Увидев меня, девочка испуганно захлопала глазами.
— Уходите и прекратите нас преследовать. Заняться вам больше что ли не чем! — отчеканил мальчишка и направился в дом, уверенный в том, что провожать меня не обязательно. Но на сей раз я была настроена решительно и последовала за ним.
— Лиза, привет! Как твои дела? — девочка боязливо попятилась назад. Женя встал в дверях.
— Мы вас не приглашаем. Уходите! — еще серьёзнее произнес мальчишка.

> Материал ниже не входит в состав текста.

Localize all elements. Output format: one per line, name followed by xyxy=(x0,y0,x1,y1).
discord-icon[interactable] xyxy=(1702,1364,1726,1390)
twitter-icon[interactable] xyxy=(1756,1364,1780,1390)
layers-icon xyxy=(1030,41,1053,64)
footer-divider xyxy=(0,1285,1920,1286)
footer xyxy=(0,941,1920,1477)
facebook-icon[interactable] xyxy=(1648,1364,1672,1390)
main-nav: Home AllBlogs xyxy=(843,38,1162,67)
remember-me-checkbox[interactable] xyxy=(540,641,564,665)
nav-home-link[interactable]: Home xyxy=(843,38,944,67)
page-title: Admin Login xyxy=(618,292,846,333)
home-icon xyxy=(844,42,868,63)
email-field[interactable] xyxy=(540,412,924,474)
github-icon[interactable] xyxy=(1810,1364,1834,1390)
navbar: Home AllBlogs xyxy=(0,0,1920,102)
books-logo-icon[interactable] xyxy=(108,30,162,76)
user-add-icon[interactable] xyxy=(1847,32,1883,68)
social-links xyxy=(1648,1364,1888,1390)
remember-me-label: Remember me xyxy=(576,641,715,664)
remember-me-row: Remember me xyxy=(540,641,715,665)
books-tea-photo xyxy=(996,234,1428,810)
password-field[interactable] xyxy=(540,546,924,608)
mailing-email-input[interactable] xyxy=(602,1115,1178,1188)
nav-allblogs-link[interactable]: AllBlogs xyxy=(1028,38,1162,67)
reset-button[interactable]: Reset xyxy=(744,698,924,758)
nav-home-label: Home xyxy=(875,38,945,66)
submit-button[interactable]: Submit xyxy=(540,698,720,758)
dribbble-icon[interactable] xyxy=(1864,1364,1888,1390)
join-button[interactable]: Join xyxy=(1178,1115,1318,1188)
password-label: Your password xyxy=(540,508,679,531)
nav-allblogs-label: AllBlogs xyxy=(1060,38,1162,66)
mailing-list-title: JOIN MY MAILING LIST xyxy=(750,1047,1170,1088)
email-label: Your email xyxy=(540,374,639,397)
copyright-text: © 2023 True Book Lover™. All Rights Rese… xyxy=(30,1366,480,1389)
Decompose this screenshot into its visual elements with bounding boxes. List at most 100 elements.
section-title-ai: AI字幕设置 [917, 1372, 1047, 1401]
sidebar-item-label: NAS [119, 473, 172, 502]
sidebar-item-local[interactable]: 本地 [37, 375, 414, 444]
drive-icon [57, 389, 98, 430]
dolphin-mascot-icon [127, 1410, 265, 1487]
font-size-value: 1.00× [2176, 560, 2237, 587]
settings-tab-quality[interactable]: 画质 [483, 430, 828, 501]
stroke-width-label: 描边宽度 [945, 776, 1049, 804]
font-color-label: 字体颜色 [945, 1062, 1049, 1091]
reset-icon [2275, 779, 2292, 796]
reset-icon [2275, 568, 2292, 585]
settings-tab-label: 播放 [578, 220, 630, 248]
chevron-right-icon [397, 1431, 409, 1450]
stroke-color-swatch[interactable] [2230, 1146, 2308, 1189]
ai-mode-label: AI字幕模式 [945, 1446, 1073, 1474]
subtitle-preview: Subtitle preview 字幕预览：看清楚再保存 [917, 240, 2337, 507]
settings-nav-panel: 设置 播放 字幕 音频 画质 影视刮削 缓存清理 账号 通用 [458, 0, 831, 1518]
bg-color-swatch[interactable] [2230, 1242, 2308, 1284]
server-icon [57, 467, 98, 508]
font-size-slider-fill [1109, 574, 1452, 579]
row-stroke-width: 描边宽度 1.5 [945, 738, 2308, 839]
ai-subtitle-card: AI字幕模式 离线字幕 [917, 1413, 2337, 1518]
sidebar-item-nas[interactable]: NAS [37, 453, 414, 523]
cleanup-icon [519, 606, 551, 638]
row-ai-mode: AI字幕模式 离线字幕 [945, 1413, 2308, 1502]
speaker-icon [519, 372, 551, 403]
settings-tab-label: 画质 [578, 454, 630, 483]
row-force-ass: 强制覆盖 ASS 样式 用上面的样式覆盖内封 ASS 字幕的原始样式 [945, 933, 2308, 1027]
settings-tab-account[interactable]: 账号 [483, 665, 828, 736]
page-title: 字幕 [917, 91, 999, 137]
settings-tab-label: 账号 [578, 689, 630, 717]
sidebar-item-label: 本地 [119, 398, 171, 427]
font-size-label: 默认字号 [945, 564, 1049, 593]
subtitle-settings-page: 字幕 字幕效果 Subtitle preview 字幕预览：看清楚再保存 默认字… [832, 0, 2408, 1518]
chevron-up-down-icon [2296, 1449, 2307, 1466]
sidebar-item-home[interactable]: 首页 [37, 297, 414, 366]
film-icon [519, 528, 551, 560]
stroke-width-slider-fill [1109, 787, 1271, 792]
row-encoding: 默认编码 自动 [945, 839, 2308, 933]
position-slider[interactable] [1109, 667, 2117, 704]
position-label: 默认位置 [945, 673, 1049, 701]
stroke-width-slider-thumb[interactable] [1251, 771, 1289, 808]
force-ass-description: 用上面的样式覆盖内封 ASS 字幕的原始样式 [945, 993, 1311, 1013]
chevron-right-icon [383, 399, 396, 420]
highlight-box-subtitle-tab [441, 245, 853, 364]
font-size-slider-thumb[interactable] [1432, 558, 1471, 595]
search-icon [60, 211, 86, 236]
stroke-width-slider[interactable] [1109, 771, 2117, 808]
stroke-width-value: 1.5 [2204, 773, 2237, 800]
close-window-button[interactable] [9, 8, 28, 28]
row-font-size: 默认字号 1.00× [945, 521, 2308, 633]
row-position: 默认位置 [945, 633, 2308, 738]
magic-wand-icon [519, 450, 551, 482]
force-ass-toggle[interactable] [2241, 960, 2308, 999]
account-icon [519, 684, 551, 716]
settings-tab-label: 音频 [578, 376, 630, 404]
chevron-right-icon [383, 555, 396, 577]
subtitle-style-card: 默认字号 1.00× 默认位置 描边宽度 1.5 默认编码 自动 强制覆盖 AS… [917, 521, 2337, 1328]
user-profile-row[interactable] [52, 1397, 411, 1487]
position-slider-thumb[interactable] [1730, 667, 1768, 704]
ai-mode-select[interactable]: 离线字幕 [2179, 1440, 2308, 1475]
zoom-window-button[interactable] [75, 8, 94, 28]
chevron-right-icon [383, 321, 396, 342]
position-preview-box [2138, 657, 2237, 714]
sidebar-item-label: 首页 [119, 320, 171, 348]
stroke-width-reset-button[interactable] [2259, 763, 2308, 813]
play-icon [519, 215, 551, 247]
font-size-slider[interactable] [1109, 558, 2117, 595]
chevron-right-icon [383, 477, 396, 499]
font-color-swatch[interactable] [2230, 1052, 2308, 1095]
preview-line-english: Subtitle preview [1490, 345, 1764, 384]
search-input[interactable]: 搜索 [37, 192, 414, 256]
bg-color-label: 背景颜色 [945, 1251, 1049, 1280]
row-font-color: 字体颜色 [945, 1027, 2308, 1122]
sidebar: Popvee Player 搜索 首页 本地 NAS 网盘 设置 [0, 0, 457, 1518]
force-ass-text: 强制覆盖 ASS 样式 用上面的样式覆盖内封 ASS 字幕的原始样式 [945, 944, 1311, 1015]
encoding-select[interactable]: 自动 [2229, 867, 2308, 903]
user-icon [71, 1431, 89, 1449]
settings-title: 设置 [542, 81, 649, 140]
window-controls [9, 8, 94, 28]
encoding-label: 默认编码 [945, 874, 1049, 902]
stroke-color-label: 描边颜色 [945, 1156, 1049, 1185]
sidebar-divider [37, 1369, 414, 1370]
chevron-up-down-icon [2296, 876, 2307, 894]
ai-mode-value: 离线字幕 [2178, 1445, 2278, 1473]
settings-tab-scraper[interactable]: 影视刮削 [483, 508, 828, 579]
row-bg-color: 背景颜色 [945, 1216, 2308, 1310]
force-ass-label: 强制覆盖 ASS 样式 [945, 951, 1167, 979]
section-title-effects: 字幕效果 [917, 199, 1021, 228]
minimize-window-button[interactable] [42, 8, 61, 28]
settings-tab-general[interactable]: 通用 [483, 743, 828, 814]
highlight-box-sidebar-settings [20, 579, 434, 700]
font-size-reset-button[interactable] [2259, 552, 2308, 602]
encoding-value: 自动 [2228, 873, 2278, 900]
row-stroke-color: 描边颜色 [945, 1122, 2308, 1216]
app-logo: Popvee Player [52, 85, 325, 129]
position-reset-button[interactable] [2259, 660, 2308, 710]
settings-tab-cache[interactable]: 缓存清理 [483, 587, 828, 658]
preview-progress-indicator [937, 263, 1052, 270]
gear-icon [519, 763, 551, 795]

Из приоткрытой двери послышался грохот, перемешанный с отборным матом, выпаленным нетрезвым женским голосом. Мальчишка дернул Лизу на себя, прижав ее к боку, и захлопнул дверь за своей спиной.
— Это ваша мама? Мне очень нужно с ней поговорить.
— Мама болеет.
— Я слышу, как она болеет!
Отодвинув детей в сторону, я решительно распахнула деревянную, выкрашенную половой краской, но уже облупившуюся дверь. Шагнула внутрь. Дети больше не препятствовали мне. Такого убогого зрелища я не видела даже в кино. Вздутые обои с рыжими пятнами около дверных откосов и выключателей, потолок с дырами от отвалившейся штукатурки, деревянный пол сто лет не крашеный и такой грязный, что разуваться здесь не было никакого желания. Прямо передо мной виднелась жилая комната. Вероятно, единственная жилая комната в этом доме. Справа, судя по запаху спаленной яичницы, располагалась кухня, слева — подобие санузла без двери. Дверной проем был завешен старой портьерной шторой.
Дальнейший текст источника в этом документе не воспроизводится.